Parceria com a Black Forest Labs
Martin Scorsese tornou-se conselheiro da Black Forest Labs, empresa especializada em ferramentas de IA para cinema. Ele revelou que está utilizando o software FLUX, desenvolvido pela companhia, para aprimorar seus processos de pré-visualização e storyboarding. Scorsese mencionou que a IA permite descrever cenas detalhadamente, como uma cidade medieval no Cáucaso, e obter resultados visuais que correspondem à sua visão criativa. A parceria foi intermediada pela BroadLight Capital, cofundada pelo empresário Rick Yorn, que também gerencia a carreira do diretor.

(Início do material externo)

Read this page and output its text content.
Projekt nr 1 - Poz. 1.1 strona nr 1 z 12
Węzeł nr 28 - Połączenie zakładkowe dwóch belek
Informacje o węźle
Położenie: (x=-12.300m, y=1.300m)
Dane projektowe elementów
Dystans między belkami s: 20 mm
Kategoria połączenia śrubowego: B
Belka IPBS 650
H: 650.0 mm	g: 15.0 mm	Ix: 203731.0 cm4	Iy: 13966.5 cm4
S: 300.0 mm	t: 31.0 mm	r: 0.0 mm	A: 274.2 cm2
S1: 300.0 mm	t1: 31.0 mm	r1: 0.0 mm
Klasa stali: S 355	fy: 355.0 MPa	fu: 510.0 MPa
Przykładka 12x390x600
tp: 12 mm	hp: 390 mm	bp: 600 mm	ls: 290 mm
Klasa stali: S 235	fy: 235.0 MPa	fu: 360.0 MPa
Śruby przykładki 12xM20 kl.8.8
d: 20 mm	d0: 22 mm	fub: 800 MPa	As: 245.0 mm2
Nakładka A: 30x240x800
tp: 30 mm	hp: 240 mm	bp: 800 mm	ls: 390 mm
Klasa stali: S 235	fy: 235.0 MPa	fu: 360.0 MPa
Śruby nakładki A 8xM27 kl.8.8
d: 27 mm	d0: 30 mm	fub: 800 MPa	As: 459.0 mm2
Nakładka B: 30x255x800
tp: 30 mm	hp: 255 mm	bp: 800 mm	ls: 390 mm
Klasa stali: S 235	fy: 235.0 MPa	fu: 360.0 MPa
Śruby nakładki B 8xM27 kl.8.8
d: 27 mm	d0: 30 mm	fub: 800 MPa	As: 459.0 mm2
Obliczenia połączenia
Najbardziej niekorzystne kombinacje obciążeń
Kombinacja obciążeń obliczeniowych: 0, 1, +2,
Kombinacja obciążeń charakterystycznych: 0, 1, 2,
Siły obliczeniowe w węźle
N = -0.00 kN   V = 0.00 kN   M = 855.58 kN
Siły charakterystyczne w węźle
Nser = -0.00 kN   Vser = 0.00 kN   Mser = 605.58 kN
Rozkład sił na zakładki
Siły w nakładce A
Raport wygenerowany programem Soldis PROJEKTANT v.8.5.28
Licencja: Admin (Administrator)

Benefícios da IA no cinema
Scorsese enfatizou que o uso de IA na pré-produção pode resultar em economia de tempo e recursos, além de facilitar a comunicação com a equipe técnica, incluindo diretores de arte e cinematógrafos. Ele destacou que a tecnologia contribui para 'menos desgaste da equipe' e permite que o diretor refine sua visão antes de envolver um grande número de profissionais. Scorsese também comparou o processo a criar um filme em um 'quarto privado', onde a inteligência cinematográfica é desenvolvida antes de ser compartilhada com a equipe.
Evolução do cinema e futuro dos projetos
O cineasta reforçou a importância de estar aberto às inovações tecnológicas no cinema, citando exemplos anteriores como o uso de 3D em 'Hugo' e técnicas de rejuvenescimento em 'O Irlandês'. Embora não tenha confirmado se utilizou IA no próximo filme, 'What Happens at Night', estrelado por Leonardo DiCaprio, Scorsese demonstrou entusiasmo com as possibilidades oferecidas pela inteligência artificial para o futuro da sétima arte.